The Evolution of Plumbing: From Ancient Egypt to the 1930s

Learn about how sanitary plumbing has evolved over time from Ancient Egypt to 1930s US.

The Evolution of Plumbing: From Ancient Egypt to the 1930s

Since the mid-1930s, U. S. legislators and medical professionals have recognized the importance of sanitary plumbing for public health. To ensure that everyone had access to this essential service, hygiene guidelines and plumbing codes were created.

In the 1940s, due to restrictions on iron, steel and copper, American manufacturers introduced cast iron and plastics to the world of plumbing, which are the materials most often found in toilets today. The history of plumbing goes back much further than the 1930s, however. The Hohokam people were the master farmers of the southwestern United States and engineers of large irrigation canal networks in the Salt River Valley. They first appeared around 350 BC.

C., and their canals spanned nearly 250 miles, stimulating trade and commerce between communities of hundreds and thousands of people. Archaeologists have even discovered baths in some tombs, which makes sense seeing death as the passage of life from one stage to another. In the 19th century, many doctors and the general public believed that sewer gases could cause serious illness and even death if inhaled. Master plumbers had developed trapping and venting methods to protect against contamination, but had no real knowledge of hydraulic principles.

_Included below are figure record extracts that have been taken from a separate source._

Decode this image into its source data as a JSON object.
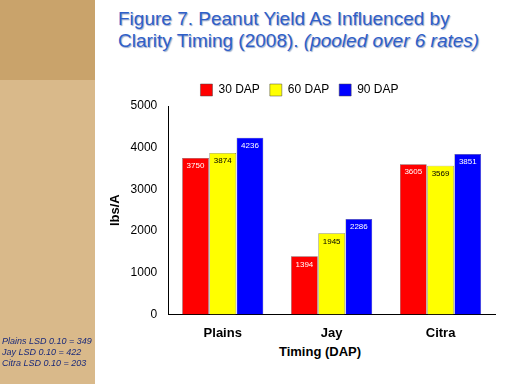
{
  "chart_data": {
    "type": "bar",
    "title": "Figure 7.  Peanut Yield As Influenced by Clarity Timing (2008).",
    "subtitle": "(pooled over 6 rates)",
    "x_label": "Timing (DAP)",
    "y_label": "lbs/A",
    "categories": [
      "Plains",
      "Jay",
      "Citra"
    ],
    "series": [
      {
        "name": "30 DAP",
        "color": "#ff0000",
        "values": [
          3750,
          1394,
          3605
        ]
      },
      {
        "name": "60 DAP",
        "color": "#ffff00",
        "values": [
          3874,
          1945,
          3569
        ]
      },
      {
        "name": "90 DAP",
        "color": "#0000ff",
        "values": [
          4236,
          2286,
          3851
        ]
      }
    ],
    "ylim": [
      0,
      5000
    ],
    "yticks": [
      0,
      1000,
      2000,
      3000,
      4000,
      5000
    ],
    "grid": false,
    "legend": "top",
    "data_labels": true,
    "annotations": [
      "Plains LSD 0.10 = 349",
      "Jay LSD 0.10 = 422",
      "Citra LSD 0.10 = 203"
    ]
  }
}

It was not until King Louis XIV ordered the construction of a cast-iron main pipe that carried water 15 miles to the palace and surrounding grounds in France that plumbing began to take shape. The National Association of PHCC (formerly the National Association of Master Plumbers) first met in committee in 1883 at the former Astor House, a hotel that powered modern plumbing in 1834.Over the years, Sir John Harrington designed the first flush toilet for his grandmother Queen Elizabeth I, while other inventors made advancements in ventilation, plumbing works and sewers that brought indoor toilets into homes across America. In the 1960s, outbuildings declined steadily as indoor plumbing became more accessible and easier to install. Although new housing construction had to comply with regulations, many existing homeowners were slow to do so due to poor plumbing and stench from open sewer connections.

Plumbing has come a long way since its beginnings in Ancient Egypt. Thanks to certified and qualified plumbers, we now enjoy modern conveniences like indoor toilets and running water without fear of contamination or illness. The puzzle pieces of good plumbing have finally come together, making it possible for us to live healthier lives.